Puede que sea su entrañable carácter andino. O su bella arquitectura urdida de restos incaicos y sabiduría colonial. O el colorido trasiego de los indígenas vendiendo artesanías y té de hojas de coca. Puede que sea su rostro más tradicional con su larga lista de iglesias o sus renovados barrios donde late la escena más trendy. Puede que sea todo ello lo que ha impulsado que Quito emprenda su carrera para erigirse en una de las Siete Ciudades Maravillas del Mundo.
Bien es cierto que la Unesco, tiempo atrás, ya se había hecho eco de sus encantos al declararla, en 1978, la primera ciudad Patrimonio Cultural de la Humanidad, junto a la polaca Cracovia. Pero mucho ha cambiado la capital de Ecuador desde la concesión de tal título. Lejos ya del deterioro y las altas dosis de delincuencia, Quito es hoy mucho más que un bello enclave: una urbe segura, dinámica y repleta de proyección cultural.
Cerca del cielo
Desparramada por las faldas del Pichincha a más de 2.800 metros de altura (lo que la convierte en la segunda capital más alta, con permiso de La Paz) y rodeada de volcanes como el Antisana, Cotopaxi y Cayambe, es a este contorno andino al que se debe la magia que gasta la ciudad, ya bastante acostumbrada a los meneos telúricos, a los enfados de unas cumbres que de tanto en tanto vomitan cenizas. Por debajo de ellas se vierte un casco histórico deslumbrante, con la clásica estructura de un pueblo andaluz o extremeño o manchego. Es, de hecho, el más grande, el menos alterado y el mejor conservado de América Latina, algo que se aprecia desde el Panecillo, que ejerce de fantástico mirador.
Su centro neurálgico, la Plaza Grande, con la Catedral y el Palacio de Gobierno, es la sede del ajetreo de turistas y locales, de los mítines electorales, de las fiestas a ritmo de cumbia y pasillo… y también de las protestas cuando toca. De allí arranca la calle García Moreno, conocida como la de las Siete Cruces por la cantidad de iglesias que luce. Entre ellas, una destaca triunfante: la de la Compañía de Jesús, cumbre del barroco hispanoamericano, que tardó en construirse más de un siglo y para la que se emplearon más de siete toneladas de pan de oro.
Animada vida
Muy cerca, en la Plaza de San Francisco, descansa el monasterio del mismo nombre, levantado sobre las ruinas de un templo inca y conocido como El Escorial de los Andes. Y al lado, La Ronda, la más popular calle del centro, trufada de restaurantes, tiendas de artesanía y galerías de arte.

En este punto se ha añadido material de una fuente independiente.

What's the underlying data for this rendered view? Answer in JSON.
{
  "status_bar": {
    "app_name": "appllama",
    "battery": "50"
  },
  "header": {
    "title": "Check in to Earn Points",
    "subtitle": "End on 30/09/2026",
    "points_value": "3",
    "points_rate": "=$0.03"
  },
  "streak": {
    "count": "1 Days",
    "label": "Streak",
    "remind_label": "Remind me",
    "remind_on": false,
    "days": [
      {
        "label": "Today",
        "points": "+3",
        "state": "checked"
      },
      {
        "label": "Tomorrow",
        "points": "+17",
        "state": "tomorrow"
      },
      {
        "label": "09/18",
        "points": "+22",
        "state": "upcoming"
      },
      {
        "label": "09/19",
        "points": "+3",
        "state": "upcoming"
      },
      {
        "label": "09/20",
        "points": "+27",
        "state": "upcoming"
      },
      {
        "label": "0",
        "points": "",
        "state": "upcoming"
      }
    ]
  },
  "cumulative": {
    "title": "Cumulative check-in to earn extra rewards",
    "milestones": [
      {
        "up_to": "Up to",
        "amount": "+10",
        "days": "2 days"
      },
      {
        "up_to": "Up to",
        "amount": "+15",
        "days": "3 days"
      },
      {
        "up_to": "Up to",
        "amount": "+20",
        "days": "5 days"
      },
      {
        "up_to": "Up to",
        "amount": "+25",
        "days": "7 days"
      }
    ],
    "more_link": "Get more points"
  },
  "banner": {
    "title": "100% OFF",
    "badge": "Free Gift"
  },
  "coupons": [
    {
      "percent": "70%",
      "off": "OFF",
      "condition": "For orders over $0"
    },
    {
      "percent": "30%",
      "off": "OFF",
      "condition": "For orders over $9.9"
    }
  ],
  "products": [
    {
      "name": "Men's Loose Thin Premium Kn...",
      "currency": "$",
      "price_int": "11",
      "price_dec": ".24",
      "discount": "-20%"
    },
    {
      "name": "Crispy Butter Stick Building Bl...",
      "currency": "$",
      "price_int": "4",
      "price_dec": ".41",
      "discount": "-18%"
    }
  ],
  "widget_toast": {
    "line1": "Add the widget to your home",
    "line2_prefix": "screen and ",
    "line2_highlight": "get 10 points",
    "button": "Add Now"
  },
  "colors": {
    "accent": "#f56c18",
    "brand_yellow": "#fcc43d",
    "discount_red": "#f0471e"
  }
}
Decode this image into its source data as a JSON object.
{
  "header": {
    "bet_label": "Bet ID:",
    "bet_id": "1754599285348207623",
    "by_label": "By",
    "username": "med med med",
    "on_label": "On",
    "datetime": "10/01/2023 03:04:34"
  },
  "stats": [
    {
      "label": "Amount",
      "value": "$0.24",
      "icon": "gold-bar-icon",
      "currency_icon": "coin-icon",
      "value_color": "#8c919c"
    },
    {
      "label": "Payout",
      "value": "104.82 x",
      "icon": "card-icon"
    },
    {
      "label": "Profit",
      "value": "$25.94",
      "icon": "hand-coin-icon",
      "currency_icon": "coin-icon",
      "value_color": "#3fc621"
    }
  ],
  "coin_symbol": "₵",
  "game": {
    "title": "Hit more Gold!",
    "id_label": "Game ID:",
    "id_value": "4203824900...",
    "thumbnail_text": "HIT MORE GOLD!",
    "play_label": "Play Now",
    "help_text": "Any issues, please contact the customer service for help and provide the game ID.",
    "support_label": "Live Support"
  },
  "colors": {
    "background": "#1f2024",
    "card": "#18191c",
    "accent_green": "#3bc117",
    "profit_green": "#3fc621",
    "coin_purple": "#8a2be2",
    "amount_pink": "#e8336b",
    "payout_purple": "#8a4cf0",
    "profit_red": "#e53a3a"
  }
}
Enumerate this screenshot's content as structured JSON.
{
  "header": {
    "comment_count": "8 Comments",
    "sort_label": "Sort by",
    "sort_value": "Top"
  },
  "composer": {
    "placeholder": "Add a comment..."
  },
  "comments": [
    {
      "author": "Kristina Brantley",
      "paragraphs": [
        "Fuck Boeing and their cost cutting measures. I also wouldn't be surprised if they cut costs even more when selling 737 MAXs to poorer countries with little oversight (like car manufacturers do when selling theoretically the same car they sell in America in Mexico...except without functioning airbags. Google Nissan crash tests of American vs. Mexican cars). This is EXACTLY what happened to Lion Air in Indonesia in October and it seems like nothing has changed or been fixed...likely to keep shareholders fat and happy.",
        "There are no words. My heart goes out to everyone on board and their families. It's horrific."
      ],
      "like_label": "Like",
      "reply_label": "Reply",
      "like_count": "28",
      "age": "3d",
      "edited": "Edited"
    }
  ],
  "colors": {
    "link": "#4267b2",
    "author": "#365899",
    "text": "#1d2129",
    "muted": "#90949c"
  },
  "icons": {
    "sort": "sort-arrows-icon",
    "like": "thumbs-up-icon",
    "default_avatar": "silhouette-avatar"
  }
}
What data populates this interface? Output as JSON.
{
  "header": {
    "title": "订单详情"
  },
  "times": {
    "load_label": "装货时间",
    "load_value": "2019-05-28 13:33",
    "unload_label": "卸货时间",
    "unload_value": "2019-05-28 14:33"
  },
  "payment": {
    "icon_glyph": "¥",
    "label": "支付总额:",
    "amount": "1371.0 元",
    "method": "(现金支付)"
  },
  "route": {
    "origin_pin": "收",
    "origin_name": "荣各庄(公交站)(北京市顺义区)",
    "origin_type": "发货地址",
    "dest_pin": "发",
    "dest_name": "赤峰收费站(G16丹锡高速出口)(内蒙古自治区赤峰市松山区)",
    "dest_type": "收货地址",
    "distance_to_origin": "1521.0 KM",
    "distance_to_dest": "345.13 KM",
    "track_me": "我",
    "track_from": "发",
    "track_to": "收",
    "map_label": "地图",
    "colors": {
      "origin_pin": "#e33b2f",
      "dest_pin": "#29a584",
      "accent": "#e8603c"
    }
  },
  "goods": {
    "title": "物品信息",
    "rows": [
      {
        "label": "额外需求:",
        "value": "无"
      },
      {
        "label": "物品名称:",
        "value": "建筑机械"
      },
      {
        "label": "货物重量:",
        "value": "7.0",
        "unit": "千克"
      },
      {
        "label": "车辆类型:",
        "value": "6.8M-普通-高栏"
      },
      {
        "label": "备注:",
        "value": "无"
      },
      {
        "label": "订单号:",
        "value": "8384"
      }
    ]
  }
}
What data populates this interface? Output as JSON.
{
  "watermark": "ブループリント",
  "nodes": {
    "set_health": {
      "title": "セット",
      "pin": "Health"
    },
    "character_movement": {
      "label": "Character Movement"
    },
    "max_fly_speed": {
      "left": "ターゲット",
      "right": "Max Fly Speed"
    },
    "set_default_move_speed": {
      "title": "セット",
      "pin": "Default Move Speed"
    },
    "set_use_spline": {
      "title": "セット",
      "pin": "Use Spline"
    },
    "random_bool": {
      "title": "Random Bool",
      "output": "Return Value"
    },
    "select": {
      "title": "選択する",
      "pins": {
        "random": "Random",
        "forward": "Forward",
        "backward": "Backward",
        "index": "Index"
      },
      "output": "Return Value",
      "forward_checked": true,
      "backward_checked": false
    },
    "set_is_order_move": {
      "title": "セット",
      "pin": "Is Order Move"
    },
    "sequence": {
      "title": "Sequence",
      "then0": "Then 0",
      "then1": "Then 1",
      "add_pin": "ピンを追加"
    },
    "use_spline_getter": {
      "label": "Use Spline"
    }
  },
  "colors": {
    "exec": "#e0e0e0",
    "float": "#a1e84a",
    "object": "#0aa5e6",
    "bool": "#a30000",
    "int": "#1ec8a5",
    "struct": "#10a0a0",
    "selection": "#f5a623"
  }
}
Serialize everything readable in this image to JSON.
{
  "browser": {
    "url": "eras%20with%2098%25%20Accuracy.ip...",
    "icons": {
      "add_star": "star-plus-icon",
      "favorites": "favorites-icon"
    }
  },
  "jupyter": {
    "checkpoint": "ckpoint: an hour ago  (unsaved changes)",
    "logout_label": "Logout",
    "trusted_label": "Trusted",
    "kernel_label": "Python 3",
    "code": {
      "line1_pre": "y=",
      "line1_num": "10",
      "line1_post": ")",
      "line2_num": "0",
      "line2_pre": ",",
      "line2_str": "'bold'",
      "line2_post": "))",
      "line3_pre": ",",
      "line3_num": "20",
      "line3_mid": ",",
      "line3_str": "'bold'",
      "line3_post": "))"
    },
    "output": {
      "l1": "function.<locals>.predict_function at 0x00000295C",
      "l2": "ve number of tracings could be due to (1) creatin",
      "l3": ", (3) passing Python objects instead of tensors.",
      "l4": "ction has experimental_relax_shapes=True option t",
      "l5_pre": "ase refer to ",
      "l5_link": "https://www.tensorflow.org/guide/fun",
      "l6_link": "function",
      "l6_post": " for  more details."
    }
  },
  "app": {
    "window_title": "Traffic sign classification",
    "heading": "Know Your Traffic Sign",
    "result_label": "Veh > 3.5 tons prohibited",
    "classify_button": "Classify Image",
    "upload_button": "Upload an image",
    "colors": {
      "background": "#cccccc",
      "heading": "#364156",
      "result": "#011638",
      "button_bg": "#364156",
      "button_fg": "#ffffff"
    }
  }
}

Después, por los alrededores, en un sube y baja de callejuelas estrechas, se suceden las fachadas multicolores, las casonas tradicionales con sus balcones enrejados, los patios frescos y floridos que se adivinan tras las puertas…
Pero si lo que se busca es el Quito moderno, el de los rascacielos, las anchas avenidas y los centros comerciales, el que concentra la animada vida nocturna, habrá que acercarse a los barrios de las afueras. La Mariscal, con los bares y discotecas de la Plaza Foch y sus calles adyacentes; Guápulo, con sus tranquilos locales de música en vivo donde se da cita la bohemia; o Cumbayá, donde residen los pelucones, que es como se llama en Ecuador a la clase acomodada. Aquí hay arte por un tubo: numerosos talleres de pintores emergentes y la casa-museo de Oswaldo Guayasamín, el Picasso quiteño, icono indiscutible de la identidad americana.